KI’s research suggests that to determine what type of facility you would need, you have to understand what kind of students you have. They discuss Generation Z, a generation of students who rely heavily on technology, feel the need for constant connectivity, and even learn better when technology is used in combination with books. These are the students of the future.

An emerging trend that is helping schools prepare for the success of Generation Z is Active Learning Classrooms (ALC). These classrooms cultivate problem solving, more participation, and students and teachers learning together. Specifics of an ALC depend on the curriculum and what subjects are being taught. In the past, education has focused on several main subjects – Science, Engineering, Technology, and Mathematics. Recently, however, more emphasis is being put into topics like health and the arts. Arts includes things like language, literature, history, and sociology.

How do we integrate technology into a classroom that has multiple, such diverse focuses? KI suggests that classrooms of the future must facilitate problem solving, enable project demonstration, as well as have multiple work surfaces to support and inspire dynamic exchanges. Space planning needs to compliment varying group sizes as well as interdisciplinary learning.
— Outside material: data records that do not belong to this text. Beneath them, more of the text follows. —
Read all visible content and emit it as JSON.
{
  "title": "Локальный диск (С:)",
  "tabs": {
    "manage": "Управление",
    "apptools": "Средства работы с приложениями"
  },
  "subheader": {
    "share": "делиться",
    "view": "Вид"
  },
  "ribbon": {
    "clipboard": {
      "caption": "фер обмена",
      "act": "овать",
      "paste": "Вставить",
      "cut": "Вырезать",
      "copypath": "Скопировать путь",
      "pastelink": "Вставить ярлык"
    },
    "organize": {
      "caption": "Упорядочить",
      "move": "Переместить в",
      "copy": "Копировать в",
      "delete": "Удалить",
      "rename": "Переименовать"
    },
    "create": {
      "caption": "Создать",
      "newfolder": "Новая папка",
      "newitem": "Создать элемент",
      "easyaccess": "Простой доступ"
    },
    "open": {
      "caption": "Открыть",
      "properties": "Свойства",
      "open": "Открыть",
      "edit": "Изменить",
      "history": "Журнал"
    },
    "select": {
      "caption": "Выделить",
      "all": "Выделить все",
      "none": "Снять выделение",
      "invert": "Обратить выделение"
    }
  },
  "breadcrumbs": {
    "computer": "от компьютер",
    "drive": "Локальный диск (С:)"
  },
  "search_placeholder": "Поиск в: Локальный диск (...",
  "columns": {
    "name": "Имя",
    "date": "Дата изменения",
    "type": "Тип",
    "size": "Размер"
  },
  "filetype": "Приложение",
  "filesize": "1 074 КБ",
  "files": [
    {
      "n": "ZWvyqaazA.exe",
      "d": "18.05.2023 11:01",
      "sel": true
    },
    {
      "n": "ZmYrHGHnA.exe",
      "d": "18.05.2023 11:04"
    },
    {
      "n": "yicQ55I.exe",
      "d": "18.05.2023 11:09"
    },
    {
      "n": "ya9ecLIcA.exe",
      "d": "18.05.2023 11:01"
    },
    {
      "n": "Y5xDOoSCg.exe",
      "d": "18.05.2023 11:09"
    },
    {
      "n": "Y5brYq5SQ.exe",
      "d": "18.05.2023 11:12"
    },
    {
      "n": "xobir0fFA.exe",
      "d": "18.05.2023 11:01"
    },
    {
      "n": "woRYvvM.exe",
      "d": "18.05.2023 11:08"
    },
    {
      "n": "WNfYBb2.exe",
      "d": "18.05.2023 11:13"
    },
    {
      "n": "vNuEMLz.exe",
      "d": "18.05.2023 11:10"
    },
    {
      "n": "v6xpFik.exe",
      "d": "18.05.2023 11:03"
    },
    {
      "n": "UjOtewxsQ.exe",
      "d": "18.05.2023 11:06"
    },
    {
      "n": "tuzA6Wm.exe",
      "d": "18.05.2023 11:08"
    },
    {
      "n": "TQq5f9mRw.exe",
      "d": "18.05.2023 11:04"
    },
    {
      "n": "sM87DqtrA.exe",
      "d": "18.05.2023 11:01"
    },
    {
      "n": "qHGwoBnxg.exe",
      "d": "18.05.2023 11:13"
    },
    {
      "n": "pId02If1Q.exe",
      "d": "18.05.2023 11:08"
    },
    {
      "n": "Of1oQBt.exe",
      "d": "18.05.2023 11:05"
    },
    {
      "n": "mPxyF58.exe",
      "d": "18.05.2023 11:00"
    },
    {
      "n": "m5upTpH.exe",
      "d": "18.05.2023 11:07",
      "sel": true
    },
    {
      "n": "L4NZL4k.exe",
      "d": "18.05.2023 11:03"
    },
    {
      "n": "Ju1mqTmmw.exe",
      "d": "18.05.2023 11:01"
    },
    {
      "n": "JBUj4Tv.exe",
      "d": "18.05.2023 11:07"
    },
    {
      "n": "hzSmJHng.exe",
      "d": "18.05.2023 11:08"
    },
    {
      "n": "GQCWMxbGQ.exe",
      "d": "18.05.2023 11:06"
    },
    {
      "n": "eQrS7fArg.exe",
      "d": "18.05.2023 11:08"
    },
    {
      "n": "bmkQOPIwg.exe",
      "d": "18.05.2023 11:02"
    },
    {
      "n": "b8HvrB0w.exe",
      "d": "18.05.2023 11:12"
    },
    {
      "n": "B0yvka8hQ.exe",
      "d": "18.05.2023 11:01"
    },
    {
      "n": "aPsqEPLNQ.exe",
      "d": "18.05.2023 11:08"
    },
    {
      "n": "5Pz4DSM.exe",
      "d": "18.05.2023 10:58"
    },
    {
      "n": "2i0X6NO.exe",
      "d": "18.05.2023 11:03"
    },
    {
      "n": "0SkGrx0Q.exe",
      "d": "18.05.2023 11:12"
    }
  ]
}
Every school is going to be different in the future. To figure out what kind of school you need, take 3 things into consideration: Who is learning and how, who is teaching and how, and what is being taught? When you can answer all of these questions, you have figured out your “sweet spot.” Those answers will help you design your school without putting anything down on paper.

In the past, we have learned that schools who take their students and teachers needs into consideration are those that have successfully fostered a healthy learning environment. For special needs students, like those that attend Cerebral Palsy League School in Cranford, NJ, REDCOM designed the hallways of the school to represent a downtown area so that the students could replicate daily activities of non-special needs students. For larger schools like Midland School, REDCOM designed building additions to match their existing structures for a cohesive look.

In any school system, the students are the most important asset. Therefore, their learning environment should reflect as such.